If you do not succeed in defining a concrete payback scenario that allows you to refinance the investment in a digitization package within just 12 months through sustainable and monetarily measurable savings in your production, you should think very carefully about whether dealing with this topic is worthwhile.
Example amortization scenarios that we openly discuss with our customers are:
- Reduction of the scrap rate / production-related product damage
- Reduction of tool costs by increasing tool service life
- Increase in machine availability and thus production capacity
- Improvement of machine/production robustness
- Reduction of operating material consumption
In the following, we would like to give you an example of a first, rather rough, but sufficiently plausible amortization calculation.
A digitalization of production machines including sensors, data acquisition systems, on-site commissioning, training and instruction of employees, a database, an own industrial server, a customer-specific dashboard and software-based evaluation unit as well as a self-sufficient network with a value of € 77,000 (investment sum) is to be acquired.
We consider a machine group of 6 production lines, each of which is to achieve an exemplary machine hourly rate of 180,- € (production equipment costs) plus a targeted profit margin per hour of 70,- € / machine.

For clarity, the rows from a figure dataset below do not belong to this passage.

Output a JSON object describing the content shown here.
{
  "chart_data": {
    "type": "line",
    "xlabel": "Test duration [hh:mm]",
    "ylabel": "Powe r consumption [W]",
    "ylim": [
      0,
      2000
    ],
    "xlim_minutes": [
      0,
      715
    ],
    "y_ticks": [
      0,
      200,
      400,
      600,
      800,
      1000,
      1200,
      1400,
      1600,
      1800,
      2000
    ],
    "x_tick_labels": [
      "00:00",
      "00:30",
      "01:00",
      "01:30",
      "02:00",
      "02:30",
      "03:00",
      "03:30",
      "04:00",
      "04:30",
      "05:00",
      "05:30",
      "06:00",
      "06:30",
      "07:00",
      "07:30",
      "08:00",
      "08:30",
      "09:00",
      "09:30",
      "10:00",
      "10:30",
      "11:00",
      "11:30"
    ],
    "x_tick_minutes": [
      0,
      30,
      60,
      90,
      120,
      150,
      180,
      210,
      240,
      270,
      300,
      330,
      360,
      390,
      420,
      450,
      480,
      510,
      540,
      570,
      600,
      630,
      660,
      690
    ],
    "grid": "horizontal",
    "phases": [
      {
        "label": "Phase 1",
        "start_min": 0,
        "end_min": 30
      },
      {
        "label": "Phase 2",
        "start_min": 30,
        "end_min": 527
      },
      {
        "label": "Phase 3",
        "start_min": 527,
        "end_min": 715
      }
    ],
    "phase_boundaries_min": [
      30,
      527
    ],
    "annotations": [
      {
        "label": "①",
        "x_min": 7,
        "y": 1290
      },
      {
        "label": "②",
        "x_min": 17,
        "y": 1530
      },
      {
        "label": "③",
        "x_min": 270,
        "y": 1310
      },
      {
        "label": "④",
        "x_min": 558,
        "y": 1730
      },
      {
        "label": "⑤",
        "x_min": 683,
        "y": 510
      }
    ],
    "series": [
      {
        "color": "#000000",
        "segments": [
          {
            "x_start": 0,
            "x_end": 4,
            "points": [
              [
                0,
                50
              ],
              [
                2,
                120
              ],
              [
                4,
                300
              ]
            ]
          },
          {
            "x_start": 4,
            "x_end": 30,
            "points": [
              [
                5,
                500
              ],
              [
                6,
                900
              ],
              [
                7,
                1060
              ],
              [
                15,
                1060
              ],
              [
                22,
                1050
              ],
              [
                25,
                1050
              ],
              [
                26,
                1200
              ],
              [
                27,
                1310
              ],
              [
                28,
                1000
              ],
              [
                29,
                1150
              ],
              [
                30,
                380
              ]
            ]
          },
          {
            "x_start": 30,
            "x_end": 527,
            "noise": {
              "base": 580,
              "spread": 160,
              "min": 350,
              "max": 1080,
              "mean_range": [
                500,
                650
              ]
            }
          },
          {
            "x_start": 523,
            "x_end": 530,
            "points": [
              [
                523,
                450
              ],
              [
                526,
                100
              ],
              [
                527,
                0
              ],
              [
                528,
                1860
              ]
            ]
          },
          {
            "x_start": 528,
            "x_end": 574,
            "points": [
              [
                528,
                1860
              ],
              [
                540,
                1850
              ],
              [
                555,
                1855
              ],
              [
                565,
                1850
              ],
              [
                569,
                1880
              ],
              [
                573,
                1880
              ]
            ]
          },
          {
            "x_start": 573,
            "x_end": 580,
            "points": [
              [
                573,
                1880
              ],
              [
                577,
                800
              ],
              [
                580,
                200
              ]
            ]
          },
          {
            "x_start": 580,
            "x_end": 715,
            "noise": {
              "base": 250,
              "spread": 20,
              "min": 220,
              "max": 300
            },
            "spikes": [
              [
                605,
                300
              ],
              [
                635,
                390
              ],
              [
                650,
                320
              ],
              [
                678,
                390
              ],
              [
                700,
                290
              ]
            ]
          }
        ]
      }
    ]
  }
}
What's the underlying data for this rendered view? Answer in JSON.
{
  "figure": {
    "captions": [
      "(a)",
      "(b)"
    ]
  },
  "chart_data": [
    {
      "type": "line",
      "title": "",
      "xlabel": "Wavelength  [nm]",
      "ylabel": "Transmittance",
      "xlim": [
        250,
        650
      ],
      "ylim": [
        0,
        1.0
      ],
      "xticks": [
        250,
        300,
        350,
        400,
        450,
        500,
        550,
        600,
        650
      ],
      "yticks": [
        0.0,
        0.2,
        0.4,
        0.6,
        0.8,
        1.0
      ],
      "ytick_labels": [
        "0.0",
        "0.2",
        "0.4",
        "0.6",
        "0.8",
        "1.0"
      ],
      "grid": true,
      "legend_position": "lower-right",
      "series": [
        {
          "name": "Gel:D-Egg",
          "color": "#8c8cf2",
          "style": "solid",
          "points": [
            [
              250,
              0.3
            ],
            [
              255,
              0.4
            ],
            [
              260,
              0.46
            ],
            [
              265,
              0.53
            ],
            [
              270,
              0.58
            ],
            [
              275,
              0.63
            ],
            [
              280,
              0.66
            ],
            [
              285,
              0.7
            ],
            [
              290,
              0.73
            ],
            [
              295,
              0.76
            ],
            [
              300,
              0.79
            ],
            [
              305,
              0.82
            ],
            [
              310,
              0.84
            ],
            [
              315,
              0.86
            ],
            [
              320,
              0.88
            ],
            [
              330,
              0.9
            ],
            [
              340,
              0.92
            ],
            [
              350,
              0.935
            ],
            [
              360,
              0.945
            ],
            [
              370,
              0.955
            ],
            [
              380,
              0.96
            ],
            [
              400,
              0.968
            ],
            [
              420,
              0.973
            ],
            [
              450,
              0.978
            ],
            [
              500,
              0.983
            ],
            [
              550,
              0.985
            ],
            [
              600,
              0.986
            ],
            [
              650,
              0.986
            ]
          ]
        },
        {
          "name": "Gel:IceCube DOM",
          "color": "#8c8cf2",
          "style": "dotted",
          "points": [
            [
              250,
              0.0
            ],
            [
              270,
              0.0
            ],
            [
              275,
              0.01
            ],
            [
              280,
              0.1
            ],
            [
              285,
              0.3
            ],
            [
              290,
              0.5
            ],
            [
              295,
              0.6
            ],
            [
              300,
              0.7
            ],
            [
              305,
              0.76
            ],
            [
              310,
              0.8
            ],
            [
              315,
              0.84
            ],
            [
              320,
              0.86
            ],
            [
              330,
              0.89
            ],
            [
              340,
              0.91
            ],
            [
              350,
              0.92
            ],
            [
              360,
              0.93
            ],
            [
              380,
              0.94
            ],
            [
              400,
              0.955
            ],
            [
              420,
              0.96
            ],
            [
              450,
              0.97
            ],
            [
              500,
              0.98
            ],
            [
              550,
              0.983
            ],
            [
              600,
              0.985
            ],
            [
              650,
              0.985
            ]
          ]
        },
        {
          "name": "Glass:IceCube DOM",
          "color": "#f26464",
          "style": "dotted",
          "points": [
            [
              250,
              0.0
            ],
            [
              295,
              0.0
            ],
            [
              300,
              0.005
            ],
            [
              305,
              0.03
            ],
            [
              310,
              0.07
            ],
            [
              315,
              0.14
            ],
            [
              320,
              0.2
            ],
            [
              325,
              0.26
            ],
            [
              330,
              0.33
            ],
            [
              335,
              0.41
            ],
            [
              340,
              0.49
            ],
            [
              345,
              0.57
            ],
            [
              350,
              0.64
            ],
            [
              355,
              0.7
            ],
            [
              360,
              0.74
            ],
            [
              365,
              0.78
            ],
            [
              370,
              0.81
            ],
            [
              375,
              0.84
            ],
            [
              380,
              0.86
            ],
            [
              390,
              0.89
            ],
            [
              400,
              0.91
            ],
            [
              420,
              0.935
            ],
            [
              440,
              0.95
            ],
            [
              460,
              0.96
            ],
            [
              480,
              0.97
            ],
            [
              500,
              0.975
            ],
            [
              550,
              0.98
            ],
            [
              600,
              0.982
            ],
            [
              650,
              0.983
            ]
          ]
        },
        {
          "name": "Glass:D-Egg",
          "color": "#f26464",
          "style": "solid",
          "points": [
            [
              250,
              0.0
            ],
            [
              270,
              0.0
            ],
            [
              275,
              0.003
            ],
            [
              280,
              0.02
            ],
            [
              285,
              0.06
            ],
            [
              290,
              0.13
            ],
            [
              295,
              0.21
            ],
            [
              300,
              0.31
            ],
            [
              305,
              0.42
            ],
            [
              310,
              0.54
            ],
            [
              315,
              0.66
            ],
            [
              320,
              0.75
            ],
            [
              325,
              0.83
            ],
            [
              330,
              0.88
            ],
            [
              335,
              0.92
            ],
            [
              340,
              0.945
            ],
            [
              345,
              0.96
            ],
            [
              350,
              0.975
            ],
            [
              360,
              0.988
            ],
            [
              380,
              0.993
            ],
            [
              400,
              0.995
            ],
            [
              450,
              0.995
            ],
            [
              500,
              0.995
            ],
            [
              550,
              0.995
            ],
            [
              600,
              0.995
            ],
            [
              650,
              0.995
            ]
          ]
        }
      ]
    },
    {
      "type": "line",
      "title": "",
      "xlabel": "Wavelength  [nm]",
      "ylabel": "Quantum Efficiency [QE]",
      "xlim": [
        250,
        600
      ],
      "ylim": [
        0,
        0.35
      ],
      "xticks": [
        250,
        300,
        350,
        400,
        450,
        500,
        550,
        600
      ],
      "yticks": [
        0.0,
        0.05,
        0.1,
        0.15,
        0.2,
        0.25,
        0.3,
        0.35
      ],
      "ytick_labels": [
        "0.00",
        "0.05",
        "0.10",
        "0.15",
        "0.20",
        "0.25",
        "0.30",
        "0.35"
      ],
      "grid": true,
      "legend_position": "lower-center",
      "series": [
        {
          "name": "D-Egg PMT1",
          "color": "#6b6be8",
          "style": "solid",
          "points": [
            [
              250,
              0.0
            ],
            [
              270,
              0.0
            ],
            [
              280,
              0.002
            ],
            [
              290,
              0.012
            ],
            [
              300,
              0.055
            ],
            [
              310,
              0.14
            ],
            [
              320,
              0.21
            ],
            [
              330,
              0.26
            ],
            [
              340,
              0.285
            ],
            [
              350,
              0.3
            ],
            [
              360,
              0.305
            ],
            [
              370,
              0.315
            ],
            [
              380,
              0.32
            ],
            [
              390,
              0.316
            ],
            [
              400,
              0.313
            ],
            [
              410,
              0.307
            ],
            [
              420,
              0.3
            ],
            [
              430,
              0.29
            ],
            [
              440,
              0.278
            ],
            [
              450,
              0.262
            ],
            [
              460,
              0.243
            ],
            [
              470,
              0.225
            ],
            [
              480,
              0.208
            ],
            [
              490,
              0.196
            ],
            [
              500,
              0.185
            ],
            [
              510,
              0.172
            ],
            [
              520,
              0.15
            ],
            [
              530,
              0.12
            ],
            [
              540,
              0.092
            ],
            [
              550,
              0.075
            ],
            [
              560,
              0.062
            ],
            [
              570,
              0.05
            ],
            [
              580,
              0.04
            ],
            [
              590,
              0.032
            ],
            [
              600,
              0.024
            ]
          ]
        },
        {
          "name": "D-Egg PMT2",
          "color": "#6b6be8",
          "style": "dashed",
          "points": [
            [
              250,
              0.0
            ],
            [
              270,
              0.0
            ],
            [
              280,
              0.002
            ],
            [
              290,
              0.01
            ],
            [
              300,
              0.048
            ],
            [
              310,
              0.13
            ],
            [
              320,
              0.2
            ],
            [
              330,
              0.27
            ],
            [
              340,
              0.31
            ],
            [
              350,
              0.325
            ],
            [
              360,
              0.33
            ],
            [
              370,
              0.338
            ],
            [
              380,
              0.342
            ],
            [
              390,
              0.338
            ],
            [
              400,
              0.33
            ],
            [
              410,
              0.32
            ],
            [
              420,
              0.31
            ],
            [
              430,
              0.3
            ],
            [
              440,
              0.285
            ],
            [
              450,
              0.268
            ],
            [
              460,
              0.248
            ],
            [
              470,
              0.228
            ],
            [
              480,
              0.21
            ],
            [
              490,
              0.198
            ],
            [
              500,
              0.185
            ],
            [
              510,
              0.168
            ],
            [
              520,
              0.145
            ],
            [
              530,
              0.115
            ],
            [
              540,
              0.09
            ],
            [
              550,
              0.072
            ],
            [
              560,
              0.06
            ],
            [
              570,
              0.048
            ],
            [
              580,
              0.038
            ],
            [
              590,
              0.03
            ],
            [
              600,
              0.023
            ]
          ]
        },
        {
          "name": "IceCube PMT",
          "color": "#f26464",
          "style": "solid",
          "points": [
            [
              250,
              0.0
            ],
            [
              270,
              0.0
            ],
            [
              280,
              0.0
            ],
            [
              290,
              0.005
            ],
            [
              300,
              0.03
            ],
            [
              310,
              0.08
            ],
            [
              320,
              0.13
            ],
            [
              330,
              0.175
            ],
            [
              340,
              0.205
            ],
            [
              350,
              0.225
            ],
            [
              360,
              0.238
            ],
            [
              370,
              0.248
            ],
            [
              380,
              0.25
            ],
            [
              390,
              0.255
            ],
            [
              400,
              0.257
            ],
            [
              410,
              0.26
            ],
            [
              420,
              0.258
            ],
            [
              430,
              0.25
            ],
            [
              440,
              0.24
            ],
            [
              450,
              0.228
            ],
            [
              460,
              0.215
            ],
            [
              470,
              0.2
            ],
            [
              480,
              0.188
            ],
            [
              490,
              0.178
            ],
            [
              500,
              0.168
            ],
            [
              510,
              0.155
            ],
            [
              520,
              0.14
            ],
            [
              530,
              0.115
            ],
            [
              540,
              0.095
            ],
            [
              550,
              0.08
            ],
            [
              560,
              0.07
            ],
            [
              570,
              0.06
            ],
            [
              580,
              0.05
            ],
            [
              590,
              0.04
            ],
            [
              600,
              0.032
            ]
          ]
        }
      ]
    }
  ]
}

This results in an hourly cost factor of 250,- € per machine. Assuming that these 6 machines are to produce in three-shift operation on 220 days a year with a maximum machine availability of 80%, the annual cost factor for these 6 machines is 24 * 6 * 250,- € * 200 days * 0,80 availability = 6.336.000,- €.
If we were now to succeed in improving one of the previously described amortization scenarios by means of the targeted digitization technology, the question arises as to the extent to which we would achieve an amortization of the investment sum of € 77,000 within just 12 months. So if we succeed in increasing machine availability by 1.2% by using predictive maintenance approaches to detect technical faults in the production machines at an early stage and eliminate them preventively without causing undesirable downtime, the project would already be successful. The return on investment would be 12 months.
Irrespective of this, we can also identify optimization potential through permanent monitoring of the production machines, which allows process costs to be reduced (e.g. tool costs). By means of the installed digitalization technology, it is possible to detect improper supply of operating materials, so that it is possible to significantly reduce the reject rate due to, for example, production-related overheated components. If you add up all the successes made possible by this digitization technology within the amortization scenarios within one year, a significantly shorter amortization period than 12 months is possible.
The probability of a successful digitization project in your company therefore increases in tandem with the concrete identification of measurable payback scenarios.
These amortization scenarios can be part of a supplier contract by making it a condition that you finally pay for the digitization system (goodwill regulation) if it meets the required amortization period.